The Syria death count implicitly places a great deal of trust in the five sources of Syrian death reports. “These are all really terrific groups,” Ball said. His experience working in Syria and in other conflict zones has taught him that even groups that aren’t terrific don’t engage in fraud. It’s just too hard to fake a large number of deaths, in his view; people in the area remember deaths and would object to made-up ones. “It’s really hard to fabricate,” he said.
That doesn’t mean the groups have no agenda. “You don’t do this work because you’re disinterested about the world,” Ball said. “You’re doing the work because you’re outraged people are being killed. These are people who, notwithstanding their motivations, do this work in a clear, consistent, professional way.”
His group is no exception. HRDAG is nonpartisan and nonpolitical — “but we are not neutral,” Ball said. “We do this work because we are in favor of human rights.”

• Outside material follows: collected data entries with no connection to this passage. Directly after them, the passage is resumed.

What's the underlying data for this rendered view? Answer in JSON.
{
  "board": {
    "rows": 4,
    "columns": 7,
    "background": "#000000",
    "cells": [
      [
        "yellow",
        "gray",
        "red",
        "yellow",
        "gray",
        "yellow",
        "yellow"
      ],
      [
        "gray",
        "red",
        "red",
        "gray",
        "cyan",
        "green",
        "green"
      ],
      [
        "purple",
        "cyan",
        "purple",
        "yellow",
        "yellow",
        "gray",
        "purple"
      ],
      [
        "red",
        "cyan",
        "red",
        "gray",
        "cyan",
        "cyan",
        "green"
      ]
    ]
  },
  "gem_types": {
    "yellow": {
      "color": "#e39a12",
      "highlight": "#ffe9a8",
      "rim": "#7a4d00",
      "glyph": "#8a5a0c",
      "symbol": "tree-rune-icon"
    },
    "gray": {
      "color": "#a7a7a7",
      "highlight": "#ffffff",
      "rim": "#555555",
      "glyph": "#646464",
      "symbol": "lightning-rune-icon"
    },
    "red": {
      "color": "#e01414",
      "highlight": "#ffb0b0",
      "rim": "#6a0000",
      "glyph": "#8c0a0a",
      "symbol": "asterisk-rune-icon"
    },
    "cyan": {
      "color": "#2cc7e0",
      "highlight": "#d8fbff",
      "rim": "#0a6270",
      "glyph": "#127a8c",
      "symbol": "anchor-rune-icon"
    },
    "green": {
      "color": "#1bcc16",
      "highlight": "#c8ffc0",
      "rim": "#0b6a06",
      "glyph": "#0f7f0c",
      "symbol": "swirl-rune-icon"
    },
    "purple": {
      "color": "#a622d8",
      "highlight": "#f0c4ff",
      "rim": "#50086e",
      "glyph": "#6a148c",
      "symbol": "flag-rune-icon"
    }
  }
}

The harder work that stems from this latest Syria death count is estimating how many deaths it excludes. Doing so also makes use of the death reports HRDAG integrated for this report. The group is using a method called multiple systems estimation, which is similar to the capture/recapture method used to count some animals in the wild. The idea, as Ball explained it, is akin to estimating the size of a room by listening to how often squeaky, bouncy balls thrown into the room collide with each other. The more they do, the smaller the room. Similarly, the more often two groups count the same death, the smaller the total count of deaths. Just 40 percent of the deaths the researchers have documented, though, come from more than one source (not counting the deaths reported solely by the Syrian government). And just 1 in 40 deaths was reported by all four of the nongovernmental groups.
The estimation project faces several challenges. Among them: Some of the groups have shared data with one another, which could artificially inflate the number of data “collisions” and understate the total number of deaths. Also, preliminary results suggest the number of deaths that go unreported varies wildly by region — much more so than in Colombia, another country in which HRDAG applied this method — and “it varies in a nonlinear way over time and space,” Ball said. “It’s not like one region has a predictably low coverage rate, and another’s is predictably high. It bounces all over the place.”
“We’re being super cautious about checking everything and thinking really hard about how we control for these complexities,” Ball said. “A year ago, I thought we were two months from finishing. Now I think we’re six months away.”